Seafood politics: Catfish? Really?
The Senate just voted to reverse a decision of Congress last year to remove catfish inspection from the FDA (which is usually in charge of regulating seafood) and give it to the USDA (which usually regulates meat and poultry).
Why did the 2008 and 2012 farm bills say that catfish inspection should be given to USDA?
It depends on whom you ask.
- Defenders say it’s because USDA has the resources to protect us against unsafe Vietnamese catfish.
- Critics said it’s to protect the Mississippi catfish industry against the food safety hazards of cheap imported catfish from Vietnam.
Indeed, the USDA inspection program is finding antibiotics and other unapproved carcinogens in catfish imported from Vietnam.
This issue, however, is a sticking point in US negotiations with Vietnam over the Trans Pacific Partnership trade agreement.

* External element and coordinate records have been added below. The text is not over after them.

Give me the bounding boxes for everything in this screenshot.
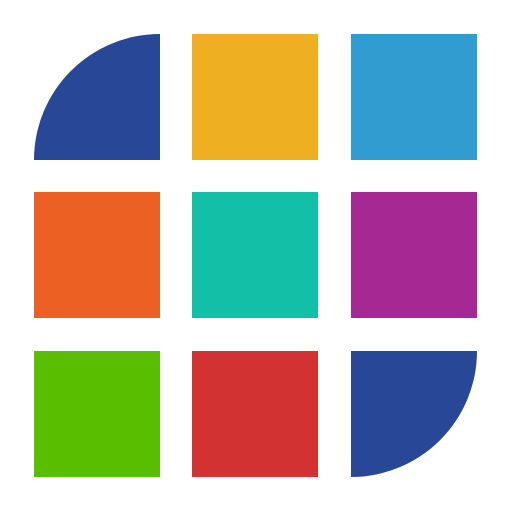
tile-bottom-middle — [192, 351, 318, 477]
tile-bottom-right-quarter-circle — [351, 351, 477, 477]
tile-top-right — [351, 34, 477, 160]
grid-logo — [0, 0, 512, 512]
tile-bottom-left — [34, 351, 160, 477]
tile-top-left-quarter-circle — [34, 34, 160, 160]
tile-center — [192, 192, 318, 318]
tile-top-middle — [192, 34, 318, 160]
tile-middle-right — [351, 192, 477, 318]
tile-middle-left — [34, 192, 160, 318]
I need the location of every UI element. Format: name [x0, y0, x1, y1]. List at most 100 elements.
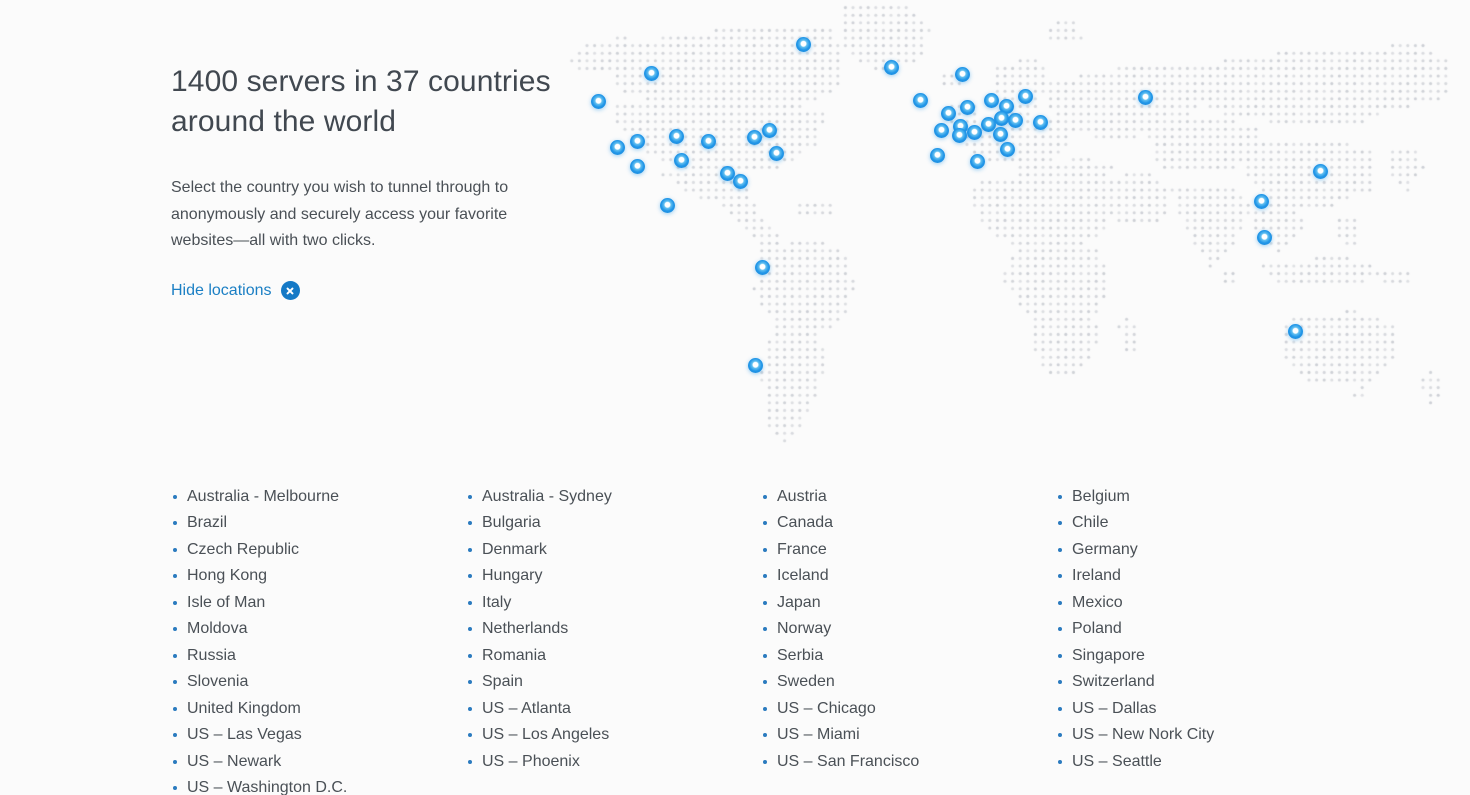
location-list-item[interactable]: Serbia [761, 643, 1056, 669]
location-list-item[interactable]: Isle of Man [171, 590, 466, 616]
server-location-marker[interactable] [754, 259, 770, 275]
server-location-marker[interactable] [795, 36, 811, 52]
server-location-marker[interactable] [954, 66, 970, 82]
server-location-marker[interactable] [959, 99, 975, 115]
server-location-marker[interactable] [1253, 193, 1269, 209]
location-list-item[interactable]: Mexico [1056, 590, 1351, 616]
location-list-item[interactable]: Norway [761, 616, 1056, 642]
server-location-marker[interactable] [747, 357, 763, 373]
server-location-marker[interactable] [1137, 89, 1153, 105]
server-location-marker[interactable] [912, 92, 928, 108]
server-location-marker[interactable] [590, 93, 606, 109]
location-list-item[interactable]: Moldova [171, 616, 466, 642]
server-location-marker[interactable] [732, 173, 748, 189]
location-list-item[interactable]: Australia - Sydney [466, 484, 761, 510]
location-list-item[interactable]: Italy [466, 590, 761, 616]
location-column: Australia - Melbourne Brazil Czech Republi… [171, 484, 466, 795]
location-label: Singapore [1072, 646, 1145, 664]
location-list-item[interactable]: Belgium [1056, 484, 1351, 510]
location-list-item[interactable]: US – Atlanta [466, 696, 761, 722]
server-location-marker[interactable] [951, 127, 967, 143]
location-list-item[interactable]: Singapore [1056, 643, 1351, 669]
server-location-marker[interactable] [1007, 112, 1023, 128]
location-list-item[interactable]: Ireland [1056, 563, 1351, 589]
location-list-item[interactable]: Poland [1056, 616, 1351, 642]
location-list-item[interactable]: US – New Nork City [1056, 722, 1351, 748]
location-list-item[interactable]: Japan [761, 590, 1056, 616]
location-list-item[interactable]: Slovenia [171, 669, 466, 695]
server-location-marker[interactable] [966, 124, 982, 140]
bullet-icon [763, 706, 767, 711]
server-location-marker[interactable] [969, 153, 985, 169]
location-label: Hungary [482, 567, 543, 585]
server-location-marker[interactable] [992, 126, 1008, 142]
server-location-marker[interactable] [629, 133, 645, 149]
location-list-item[interactable]: US – Los Angeles [466, 722, 761, 748]
close-icon[interactable] [280, 281, 300, 300]
server-location-marker[interactable] [929, 147, 945, 163]
location-list-item[interactable]: Brazil [171, 510, 466, 536]
server-location-marker[interactable] [659, 197, 675, 213]
server-location-marker[interactable] [761, 122, 777, 138]
server-location-marker[interactable] [1032, 114, 1048, 130]
location-list-item[interactable]: Netherlands [466, 616, 761, 642]
location-list-item[interactable]: Hong Kong [171, 563, 466, 589]
location-list-item[interactable]: United Kingdom [171, 696, 466, 722]
location-list-item[interactable]: Czech Republic [171, 537, 466, 563]
hide-locations-link[interactable]: Hide locations [171, 281, 300, 301]
location-list-item[interactable]: US – Chicago [761, 696, 1056, 722]
server-location-marker[interactable] [700, 133, 716, 149]
server-location-marker[interactable] [933, 122, 949, 138]
location-list-item[interactable]: US – Newark [171, 749, 466, 775]
location-list-item[interactable]: Sweden [761, 669, 1056, 695]
location-list-item[interactable]: US – Phoenix [466, 749, 761, 775]
server-location-marker[interactable] [768, 145, 784, 161]
location-list-item[interactable]: Germany [1056, 537, 1351, 563]
location-list-item[interactable]: US – Miami [761, 722, 1056, 748]
server-location-marker[interactable] [1312, 163, 1328, 179]
server-location-marker[interactable] [643, 65, 659, 81]
location-list-item[interactable]: Chile [1056, 510, 1351, 536]
location-list-item[interactable]: US – San Francisco [761, 749, 1056, 775]
location-list-item[interactable]: France [761, 537, 1056, 563]
bullet-icon [468, 574, 472, 579]
location-label: US – Newark [187, 752, 282, 770]
server-location-marker[interactable] [719, 165, 735, 181]
location-list-item[interactable]: Spain [466, 669, 761, 695]
location-label: Germany [1072, 540, 1138, 558]
server-location-marker[interactable] [1287, 323, 1303, 339]
server-location-marker[interactable] [1256, 229, 1272, 245]
server-location-marker[interactable] [883, 59, 899, 75]
location-list-item[interactable]: Romania [466, 643, 761, 669]
server-location-marker[interactable] [746, 129, 762, 145]
server-location-marker[interactable] [668, 128, 684, 144]
location-list-item[interactable]: US – Dallas [1056, 696, 1351, 722]
bullet-icon [1058, 733, 1062, 738]
location-list-item[interactable]: US – Washington D.C. [171, 775, 466, 795]
server-location-marker[interactable] [1017, 88, 1033, 104]
server-location-marker[interactable] [940, 105, 956, 121]
location-list-item[interactable]: Canada [761, 510, 1056, 536]
location-label: Netherlands [482, 620, 569, 638]
location-list-item[interactable]: US – Seattle [1056, 749, 1351, 775]
location-list-item[interactable]: Iceland [761, 563, 1056, 589]
server-location-marker[interactable] [629, 158, 645, 174]
server-location-marker[interactable] [673, 152, 689, 168]
server-location-marker[interactable] [983, 92, 999, 108]
server-location-marker[interactable] [999, 141, 1015, 157]
location-list-item[interactable]: Bulgaria [466, 510, 761, 536]
location-label: Belgium [1072, 488, 1130, 505]
location-list-item[interactable]: Switzerland [1056, 669, 1351, 695]
server-location-marker[interactable] [609, 139, 625, 155]
server-location-marker[interactable] [993, 110, 1009, 126]
bullet-icon [173, 495, 177, 499]
location-list-item[interactable]: Austria [761, 484, 1056, 510]
location-list-item[interactable]: Russia [171, 643, 466, 669]
location-list-item[interactable]: Denmark [466, 537, 761, 563]
server-location-marker[interactable] [980, 116, 996, 132]
location-list-item[interactable]: Australia - Melbourne [171, 484, 466, 510]
location-list-item[interactable]: Hungary [466, 563, 761, 589]
location-list-item[interactable]: US – Las Vegas [171, 722, 466, 748]
location-label: Japan [777, 593, 821, 611]
bullet-icon [1058, 706, 1062, 711]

Vietnam wants the USDA catfish inspection removed as an unfair barrier to trade.
What is this about? Not fish safety, really. It’s about protecting catfish farmers in the South and setting up “more rigorous” safety criteria that will exclude competitive foreign catfish imports, especially from Vietnam.
Food retailers and retail trade associations are for reverting inspection to FDA. They say USDA’s catfish inspection program will take years to allow imports from Vietnam, thereby causing the cost of domestic catfish to rise.
The Government Accountability Office (GAO) has 10 times stated that this program is “duplicative” and at “high risk” for fraud, waste, abuse, and mismanagement…This is not a food safety issue. USDA acknowledges that catfish, regardless of where it comes from, is considered a “low risk food.”
It’s not surprising if USDA’s import safety system is better than the FDA’s. USDA gets $14 million a year to run its currently non-operating catfish inspection system. The FDA gets $700,000 and, according to the Government Accountability Office, has managed pretty well with it.
My conclusion then and now:
If the political fuss over catfish inspection reveals anything, it is why we so badly need a single food safety agency—one that combines and integrates the food safety functions of USDA and FDA—to ensure the safety of the American food supply.